Buffering-Learning Driven. In Configuration 3, livelihood capital and technical training assume pivotal positions, while information exchange serves a complementary function. The consistency of this configuration stands at 0.796, with a raw coverage rate of 0.322 (Fig 4). Examples that can be explicated by Configuration 3 include the three provinces located in the middle reaches of the Yangtze River in China, namely Hunan, Jiangxi, and Anhui. Firstly, this region boasts significant natural advantages. The middle reaches of the Yangtze River serve as a major production base for staple grains in China, characterized by abundant water resources and favorable climatic conditions conducive to agricultural production, attributed to the concurrent occurrence of rainfall and heat [63]. The proportion of individuals previously engaged in farming who have transitioned to other forms of employment exceeds 60% [64].Secondly, government initiatives aimed at enhancing fishermen’s capital endowments safeguard their productive activities. This involves optimizing service systems to augment both material and financial capital for fishermen [5]. Additionally, endeavors are made to strengthen technical training for fishermen to elevate human capital levels through the dissemination of knowledge regarding production operations and refined management practices [24]. As a representative case study, County N in Hunan invited experts to deliver lectures on aquaculture knowledge and explored digital empowerment strategies utilizing new-media platforms such as big data to facilitate learning among local fishermen. In B Township of Anhui Province, training methods integrated indoor technical instruction with on-site guidance. Experts initially provided explanations on livestock and poultry farming, disease prevention, and the techniques for mugwort cultivation [26]. Meanwhile, the government of Y County in Jiangxi has incorporated retired fishermen into community management frameworks, coordinated education, health – care services, and housing security measures, which collectively enhance their livelihood capitals.

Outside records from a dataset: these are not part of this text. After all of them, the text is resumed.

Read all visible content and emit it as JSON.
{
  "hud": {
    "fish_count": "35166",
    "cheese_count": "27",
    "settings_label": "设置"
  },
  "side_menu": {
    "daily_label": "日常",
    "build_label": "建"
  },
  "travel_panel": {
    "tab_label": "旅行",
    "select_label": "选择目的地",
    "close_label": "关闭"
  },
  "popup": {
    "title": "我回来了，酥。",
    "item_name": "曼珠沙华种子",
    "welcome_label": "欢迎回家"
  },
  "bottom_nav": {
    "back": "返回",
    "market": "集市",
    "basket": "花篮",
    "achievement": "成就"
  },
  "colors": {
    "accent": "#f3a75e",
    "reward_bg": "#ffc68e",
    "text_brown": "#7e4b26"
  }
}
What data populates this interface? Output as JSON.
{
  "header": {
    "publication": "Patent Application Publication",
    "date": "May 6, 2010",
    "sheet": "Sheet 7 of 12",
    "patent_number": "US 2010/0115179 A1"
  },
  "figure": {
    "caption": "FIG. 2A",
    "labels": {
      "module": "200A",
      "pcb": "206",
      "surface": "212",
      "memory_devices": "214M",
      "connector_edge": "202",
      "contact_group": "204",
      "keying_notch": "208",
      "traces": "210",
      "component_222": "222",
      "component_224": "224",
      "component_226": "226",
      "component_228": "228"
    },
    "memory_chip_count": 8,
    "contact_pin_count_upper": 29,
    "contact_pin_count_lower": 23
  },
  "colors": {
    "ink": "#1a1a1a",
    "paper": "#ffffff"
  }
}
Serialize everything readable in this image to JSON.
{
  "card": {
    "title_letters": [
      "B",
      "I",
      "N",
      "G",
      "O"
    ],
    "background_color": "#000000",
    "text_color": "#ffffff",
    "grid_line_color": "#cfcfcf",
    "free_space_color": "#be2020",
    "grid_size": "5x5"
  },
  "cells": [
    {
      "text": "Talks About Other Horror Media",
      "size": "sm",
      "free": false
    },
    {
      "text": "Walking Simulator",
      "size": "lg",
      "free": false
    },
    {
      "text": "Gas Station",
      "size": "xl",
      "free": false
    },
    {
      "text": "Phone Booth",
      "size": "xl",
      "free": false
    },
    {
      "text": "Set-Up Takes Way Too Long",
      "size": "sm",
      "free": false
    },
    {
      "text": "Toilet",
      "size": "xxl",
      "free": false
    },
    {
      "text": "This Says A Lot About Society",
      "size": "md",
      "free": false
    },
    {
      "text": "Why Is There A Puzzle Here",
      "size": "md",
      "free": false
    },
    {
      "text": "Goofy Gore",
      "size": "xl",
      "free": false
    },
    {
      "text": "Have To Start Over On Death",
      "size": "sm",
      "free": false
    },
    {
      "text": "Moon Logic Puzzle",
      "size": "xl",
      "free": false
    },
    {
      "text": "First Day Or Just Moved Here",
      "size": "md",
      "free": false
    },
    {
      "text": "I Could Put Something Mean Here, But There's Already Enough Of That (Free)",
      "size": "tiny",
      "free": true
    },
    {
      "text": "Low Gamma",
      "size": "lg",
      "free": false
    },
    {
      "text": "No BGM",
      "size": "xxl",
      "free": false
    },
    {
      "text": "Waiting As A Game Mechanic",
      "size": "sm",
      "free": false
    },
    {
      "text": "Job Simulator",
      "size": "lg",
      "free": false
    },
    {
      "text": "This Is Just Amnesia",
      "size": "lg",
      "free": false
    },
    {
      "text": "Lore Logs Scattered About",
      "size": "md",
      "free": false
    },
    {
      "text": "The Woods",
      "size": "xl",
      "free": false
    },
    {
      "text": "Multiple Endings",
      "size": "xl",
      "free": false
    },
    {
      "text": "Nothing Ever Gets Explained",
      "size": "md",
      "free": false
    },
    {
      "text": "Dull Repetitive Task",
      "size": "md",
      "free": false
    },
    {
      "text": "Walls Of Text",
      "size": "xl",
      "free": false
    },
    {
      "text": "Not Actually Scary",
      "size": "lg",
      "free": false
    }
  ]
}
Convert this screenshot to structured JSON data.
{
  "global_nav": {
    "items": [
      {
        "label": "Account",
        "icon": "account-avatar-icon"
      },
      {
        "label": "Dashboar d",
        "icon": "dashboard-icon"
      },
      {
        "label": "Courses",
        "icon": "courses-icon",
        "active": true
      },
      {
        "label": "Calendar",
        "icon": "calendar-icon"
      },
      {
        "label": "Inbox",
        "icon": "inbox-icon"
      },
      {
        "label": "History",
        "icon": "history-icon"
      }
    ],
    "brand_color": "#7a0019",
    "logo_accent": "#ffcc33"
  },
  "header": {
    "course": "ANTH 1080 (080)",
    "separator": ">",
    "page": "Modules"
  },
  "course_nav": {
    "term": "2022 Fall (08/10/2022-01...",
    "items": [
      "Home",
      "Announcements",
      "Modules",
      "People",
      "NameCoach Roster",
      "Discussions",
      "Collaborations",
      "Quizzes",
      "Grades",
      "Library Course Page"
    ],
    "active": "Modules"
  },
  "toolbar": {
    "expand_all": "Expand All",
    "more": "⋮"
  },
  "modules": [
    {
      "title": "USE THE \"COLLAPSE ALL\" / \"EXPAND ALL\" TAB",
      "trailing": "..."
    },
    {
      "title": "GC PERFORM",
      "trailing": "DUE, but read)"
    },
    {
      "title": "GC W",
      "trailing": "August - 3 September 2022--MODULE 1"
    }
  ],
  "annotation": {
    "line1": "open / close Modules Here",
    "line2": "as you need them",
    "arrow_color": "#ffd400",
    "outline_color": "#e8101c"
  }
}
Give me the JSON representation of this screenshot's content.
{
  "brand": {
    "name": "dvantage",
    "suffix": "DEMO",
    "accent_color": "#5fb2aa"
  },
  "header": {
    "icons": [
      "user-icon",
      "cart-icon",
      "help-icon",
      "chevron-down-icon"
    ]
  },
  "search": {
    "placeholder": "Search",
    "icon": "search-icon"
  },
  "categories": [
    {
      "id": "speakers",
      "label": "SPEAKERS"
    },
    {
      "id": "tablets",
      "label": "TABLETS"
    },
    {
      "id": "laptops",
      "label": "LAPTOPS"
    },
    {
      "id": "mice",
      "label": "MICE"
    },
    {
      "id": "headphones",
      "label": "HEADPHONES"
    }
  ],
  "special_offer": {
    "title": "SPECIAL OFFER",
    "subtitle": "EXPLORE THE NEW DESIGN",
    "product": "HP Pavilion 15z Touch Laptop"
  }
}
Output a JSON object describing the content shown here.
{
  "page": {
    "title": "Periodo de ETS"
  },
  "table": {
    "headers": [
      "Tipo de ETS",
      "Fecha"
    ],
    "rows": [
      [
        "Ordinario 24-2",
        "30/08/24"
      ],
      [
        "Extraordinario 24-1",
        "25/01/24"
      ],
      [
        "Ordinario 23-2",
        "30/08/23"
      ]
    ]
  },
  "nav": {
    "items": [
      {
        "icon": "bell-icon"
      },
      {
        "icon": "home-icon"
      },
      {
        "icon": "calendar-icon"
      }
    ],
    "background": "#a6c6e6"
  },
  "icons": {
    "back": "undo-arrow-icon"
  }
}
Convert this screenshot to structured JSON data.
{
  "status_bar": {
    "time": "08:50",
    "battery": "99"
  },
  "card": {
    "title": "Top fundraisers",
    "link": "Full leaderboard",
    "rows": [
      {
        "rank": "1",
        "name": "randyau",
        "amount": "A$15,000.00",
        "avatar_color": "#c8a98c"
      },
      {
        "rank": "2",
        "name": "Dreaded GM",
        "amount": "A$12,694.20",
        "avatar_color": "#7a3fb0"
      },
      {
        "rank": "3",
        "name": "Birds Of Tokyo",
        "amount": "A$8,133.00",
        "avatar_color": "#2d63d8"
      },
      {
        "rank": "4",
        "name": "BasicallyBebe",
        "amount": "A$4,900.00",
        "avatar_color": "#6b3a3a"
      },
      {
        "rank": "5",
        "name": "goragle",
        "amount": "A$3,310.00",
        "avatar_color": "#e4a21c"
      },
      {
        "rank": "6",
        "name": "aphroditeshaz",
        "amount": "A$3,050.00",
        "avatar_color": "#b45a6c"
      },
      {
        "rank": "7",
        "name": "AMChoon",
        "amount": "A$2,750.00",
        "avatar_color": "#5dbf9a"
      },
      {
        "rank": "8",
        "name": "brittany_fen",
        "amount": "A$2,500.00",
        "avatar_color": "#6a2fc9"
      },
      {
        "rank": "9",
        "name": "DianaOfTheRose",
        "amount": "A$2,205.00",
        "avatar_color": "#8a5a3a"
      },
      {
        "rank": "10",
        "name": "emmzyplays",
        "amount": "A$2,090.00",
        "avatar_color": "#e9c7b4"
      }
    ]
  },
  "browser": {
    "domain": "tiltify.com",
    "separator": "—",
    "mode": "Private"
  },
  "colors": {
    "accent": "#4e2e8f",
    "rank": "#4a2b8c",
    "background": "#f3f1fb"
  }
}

- (2). Configuration of fishermen’s weak willingness to adopt ecological farming
As shown in Table 7, three distinct pathways lead to the observed outcomes. Each pathway, together with the overall consistency of the solutions, exceeds 0.75, which implies that the antecedent variables have a strong explanatory power for the results. Moreover, the solution coverage rate is 0.702, suggesting that these configurational pathways account for 70.2% of the cases. Based on the core conditions within these pathways, the three identified types that influence fishermen’s reduced inclination towards ecological farming are: Buffering-Learning Inhibition (Configuration 4), Self- organization—Learning Inhibition (Configuration 5), and Buffering—Self-organization Inhibition (Configuration 6).
An analysis of these three categories indicates that buffering, self-organization and learning abilities are crucial factors influencing retired fishermen’s propensity to engage in ecological farming. The synergistic impact of buffering, self-organization, learning abilities, and risk perception in configurations 4 and 6 significantly affects fishermen’s inclination to participate in ecological farming.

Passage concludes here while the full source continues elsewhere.